翔琉さんは元プレデターということもあり解説的な立ち位置になるのだろうか。
「実況もあるんだ……」
『んね! ホントに本格的でドキドキしてきた!』
『ねぇ、凄いよね。これが事務所所属の力か……』
【すげー】
【本格的だ……】
【普通にプロの大会レベルなのでは?】
【ワクワク】
一通りの挨拶を終えると改めて翔琉さんがそれぞれ1チームずつチーム名とチームメンバーを紹介していき始める。

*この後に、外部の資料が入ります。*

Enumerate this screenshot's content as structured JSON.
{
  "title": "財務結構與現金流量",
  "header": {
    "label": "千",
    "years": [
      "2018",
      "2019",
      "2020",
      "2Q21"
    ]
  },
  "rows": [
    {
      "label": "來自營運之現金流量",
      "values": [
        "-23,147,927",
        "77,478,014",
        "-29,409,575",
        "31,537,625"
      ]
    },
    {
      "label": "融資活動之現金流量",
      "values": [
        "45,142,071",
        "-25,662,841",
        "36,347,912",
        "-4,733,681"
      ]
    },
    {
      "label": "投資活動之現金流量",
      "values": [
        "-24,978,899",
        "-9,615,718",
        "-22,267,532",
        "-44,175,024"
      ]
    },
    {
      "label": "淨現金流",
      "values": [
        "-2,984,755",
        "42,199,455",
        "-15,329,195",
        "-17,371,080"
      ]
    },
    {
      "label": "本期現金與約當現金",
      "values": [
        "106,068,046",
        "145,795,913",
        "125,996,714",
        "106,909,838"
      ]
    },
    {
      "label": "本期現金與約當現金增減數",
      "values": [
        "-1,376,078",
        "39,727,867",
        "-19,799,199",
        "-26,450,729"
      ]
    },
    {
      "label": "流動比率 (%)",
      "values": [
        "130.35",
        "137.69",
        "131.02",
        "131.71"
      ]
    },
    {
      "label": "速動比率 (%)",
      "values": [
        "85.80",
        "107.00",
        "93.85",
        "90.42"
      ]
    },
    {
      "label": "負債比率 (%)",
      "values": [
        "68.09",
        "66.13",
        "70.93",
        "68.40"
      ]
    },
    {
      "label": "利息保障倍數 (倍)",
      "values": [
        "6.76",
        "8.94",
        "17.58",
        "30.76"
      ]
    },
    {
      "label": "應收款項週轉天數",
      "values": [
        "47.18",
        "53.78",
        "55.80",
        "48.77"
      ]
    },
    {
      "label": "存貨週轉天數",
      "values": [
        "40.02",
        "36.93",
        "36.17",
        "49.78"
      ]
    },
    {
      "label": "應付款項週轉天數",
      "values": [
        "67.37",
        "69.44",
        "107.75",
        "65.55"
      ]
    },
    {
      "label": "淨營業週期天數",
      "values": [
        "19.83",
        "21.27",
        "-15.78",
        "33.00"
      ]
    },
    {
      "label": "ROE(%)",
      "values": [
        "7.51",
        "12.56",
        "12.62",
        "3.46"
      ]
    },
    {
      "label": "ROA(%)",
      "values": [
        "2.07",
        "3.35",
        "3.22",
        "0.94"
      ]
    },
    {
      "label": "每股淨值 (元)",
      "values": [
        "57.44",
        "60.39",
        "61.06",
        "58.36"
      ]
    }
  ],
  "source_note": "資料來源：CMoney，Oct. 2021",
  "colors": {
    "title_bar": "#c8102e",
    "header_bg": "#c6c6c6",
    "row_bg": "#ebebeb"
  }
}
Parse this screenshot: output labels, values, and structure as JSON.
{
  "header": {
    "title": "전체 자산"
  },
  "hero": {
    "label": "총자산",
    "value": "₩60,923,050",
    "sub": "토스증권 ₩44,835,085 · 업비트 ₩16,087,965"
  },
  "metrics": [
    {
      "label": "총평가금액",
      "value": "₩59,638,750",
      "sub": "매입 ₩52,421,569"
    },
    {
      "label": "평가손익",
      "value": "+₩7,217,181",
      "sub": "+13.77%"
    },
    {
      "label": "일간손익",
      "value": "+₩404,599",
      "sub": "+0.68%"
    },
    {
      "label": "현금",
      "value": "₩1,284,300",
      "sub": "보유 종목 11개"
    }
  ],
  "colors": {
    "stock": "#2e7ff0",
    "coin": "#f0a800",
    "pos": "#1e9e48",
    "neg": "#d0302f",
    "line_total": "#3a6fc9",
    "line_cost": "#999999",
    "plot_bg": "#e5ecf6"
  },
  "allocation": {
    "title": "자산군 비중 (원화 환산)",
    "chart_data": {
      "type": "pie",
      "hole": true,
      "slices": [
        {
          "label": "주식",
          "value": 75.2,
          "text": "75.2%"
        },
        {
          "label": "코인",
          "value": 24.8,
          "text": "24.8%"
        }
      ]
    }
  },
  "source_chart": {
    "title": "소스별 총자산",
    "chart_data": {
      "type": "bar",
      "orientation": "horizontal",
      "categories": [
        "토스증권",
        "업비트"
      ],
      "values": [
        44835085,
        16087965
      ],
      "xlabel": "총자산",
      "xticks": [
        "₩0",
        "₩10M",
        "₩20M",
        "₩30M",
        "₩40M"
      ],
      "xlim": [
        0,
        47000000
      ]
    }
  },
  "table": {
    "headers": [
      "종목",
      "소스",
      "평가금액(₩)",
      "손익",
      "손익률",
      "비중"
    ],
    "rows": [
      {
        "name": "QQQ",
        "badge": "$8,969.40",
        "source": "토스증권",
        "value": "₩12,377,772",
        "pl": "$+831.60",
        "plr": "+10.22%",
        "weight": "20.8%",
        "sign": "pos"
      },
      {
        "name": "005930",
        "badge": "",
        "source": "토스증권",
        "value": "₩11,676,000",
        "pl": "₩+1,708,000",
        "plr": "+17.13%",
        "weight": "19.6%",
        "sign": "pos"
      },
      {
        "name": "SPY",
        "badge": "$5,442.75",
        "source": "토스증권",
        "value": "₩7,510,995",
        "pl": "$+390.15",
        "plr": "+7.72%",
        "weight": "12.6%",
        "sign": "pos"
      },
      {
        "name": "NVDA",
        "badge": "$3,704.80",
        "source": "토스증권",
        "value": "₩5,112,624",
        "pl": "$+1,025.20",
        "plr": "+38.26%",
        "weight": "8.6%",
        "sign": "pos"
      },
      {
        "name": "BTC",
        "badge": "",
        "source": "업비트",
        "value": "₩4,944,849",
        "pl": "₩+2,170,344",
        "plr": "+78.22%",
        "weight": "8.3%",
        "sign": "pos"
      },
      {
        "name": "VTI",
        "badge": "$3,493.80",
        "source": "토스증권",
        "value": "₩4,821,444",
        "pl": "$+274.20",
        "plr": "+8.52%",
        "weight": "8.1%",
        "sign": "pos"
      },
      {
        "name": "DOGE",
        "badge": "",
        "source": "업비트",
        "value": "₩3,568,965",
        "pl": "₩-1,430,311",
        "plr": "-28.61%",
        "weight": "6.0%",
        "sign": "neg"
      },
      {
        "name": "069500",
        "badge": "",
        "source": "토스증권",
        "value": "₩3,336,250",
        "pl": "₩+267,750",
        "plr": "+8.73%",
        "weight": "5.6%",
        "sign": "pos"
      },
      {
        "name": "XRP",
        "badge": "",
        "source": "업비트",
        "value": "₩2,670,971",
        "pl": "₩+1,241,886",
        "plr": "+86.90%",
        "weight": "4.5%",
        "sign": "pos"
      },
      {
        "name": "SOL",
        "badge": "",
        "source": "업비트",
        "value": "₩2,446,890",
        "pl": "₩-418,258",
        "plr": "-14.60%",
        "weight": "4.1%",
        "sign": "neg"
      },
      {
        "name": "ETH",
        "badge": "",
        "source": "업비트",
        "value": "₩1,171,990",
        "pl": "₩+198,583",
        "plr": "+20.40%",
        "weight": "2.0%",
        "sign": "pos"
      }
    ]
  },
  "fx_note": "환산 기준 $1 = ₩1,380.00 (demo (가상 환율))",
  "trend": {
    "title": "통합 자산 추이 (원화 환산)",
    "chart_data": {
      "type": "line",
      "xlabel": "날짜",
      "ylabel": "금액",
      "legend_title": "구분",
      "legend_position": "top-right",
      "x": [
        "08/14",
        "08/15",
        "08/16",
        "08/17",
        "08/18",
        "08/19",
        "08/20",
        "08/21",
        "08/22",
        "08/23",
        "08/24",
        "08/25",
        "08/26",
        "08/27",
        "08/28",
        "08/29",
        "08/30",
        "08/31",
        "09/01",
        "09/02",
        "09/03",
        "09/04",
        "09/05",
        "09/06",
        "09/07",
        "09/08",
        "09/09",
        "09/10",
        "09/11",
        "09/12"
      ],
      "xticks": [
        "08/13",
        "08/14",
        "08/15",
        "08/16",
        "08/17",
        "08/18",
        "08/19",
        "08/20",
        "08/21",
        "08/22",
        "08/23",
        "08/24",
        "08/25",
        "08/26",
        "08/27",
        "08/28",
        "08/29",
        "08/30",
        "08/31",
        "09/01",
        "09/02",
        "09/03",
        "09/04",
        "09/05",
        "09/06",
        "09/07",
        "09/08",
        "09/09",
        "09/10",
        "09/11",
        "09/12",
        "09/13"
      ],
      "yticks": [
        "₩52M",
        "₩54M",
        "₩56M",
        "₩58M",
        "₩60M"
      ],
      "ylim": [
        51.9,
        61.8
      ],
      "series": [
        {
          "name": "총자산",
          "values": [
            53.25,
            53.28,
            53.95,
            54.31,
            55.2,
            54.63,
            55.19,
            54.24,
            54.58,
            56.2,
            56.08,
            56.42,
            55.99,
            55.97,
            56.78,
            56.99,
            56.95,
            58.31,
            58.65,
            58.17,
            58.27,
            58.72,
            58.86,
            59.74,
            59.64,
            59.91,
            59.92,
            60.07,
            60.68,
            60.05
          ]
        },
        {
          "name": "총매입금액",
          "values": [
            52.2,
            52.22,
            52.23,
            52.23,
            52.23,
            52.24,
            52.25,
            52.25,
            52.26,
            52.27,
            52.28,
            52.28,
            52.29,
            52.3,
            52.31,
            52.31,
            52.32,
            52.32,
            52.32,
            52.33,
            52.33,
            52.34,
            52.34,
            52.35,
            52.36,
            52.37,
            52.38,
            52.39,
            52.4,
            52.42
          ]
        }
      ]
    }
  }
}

そのチームに対しての印象や誰が強くてこの人はこのキャラが上手いとかそういう紹介みたいな、抱いた感想みたいなのを話していた。
『翔琉さん、このチームはどうみますか?』
『いやぁこのチームはなんてったって元プロのジンがいるから間違いなく上位に入り込んでくるだろうね。優勝候補だね』
『いやぁそうですよね。やっぱり元プロと言ってもつい最近までプロシーンの第一線で活躍していたのですから実力は相当なものです。普通に1vs1を挑めば絶対に勝ち目はないのではないですか?』
『僕もそう思います。ですが心配無用、その為にランク毎にポイントを設定してチーム三人の合計が30ポイントを超えないように組まなければいけないようにしています。なのでジンさんのポイントは馬鹿みたいに高いから、ポイントが低いランクの人としか組めないですね』
『なるほど、でもやっぱりフィジカルとかエイム勝負ってなったら余裕でジンさんが破壊しそうですけどその辺は……?』
『いやぁまぁ確かに破壊しちゃうかもしれないですけどほら、これってバトルロイヤルですし絶対なんてことはないんですよ。それにそういう相手に皆どうやって勝ちに行くのか、チームプレイで倒しに行くのか、はたまた全力で逃げるのか、とかそういうのも見ていきたいですね』
『なるほど、このカスタムでジンは破壊を見せてくれるのかも注目です。では次のチームに行きましょうか、続いてのチームはこちらです』
まだ時間がありそうなので、本配信を流しながら俺達は射撃訓練場と言う場所でエイムの練習をしていた。
スポーツとかでいうアップみたいなものだ。
やっぱり最近までプロシーンで活躍していた人がいるとなると勝ち目無くねって自信が無くなってくる。
でもこっちにも強いタケさんがいるんだ。1vs1をしなければ勝ち目はある……と思いたい。
でも出来る事ならジンさんがいるチームと戦いたくないな。
てか、俺達の時は一体どんな風に紹介してもらえるんだろう。翔琉さんにどんな風に思われているのか気になってワクワクする。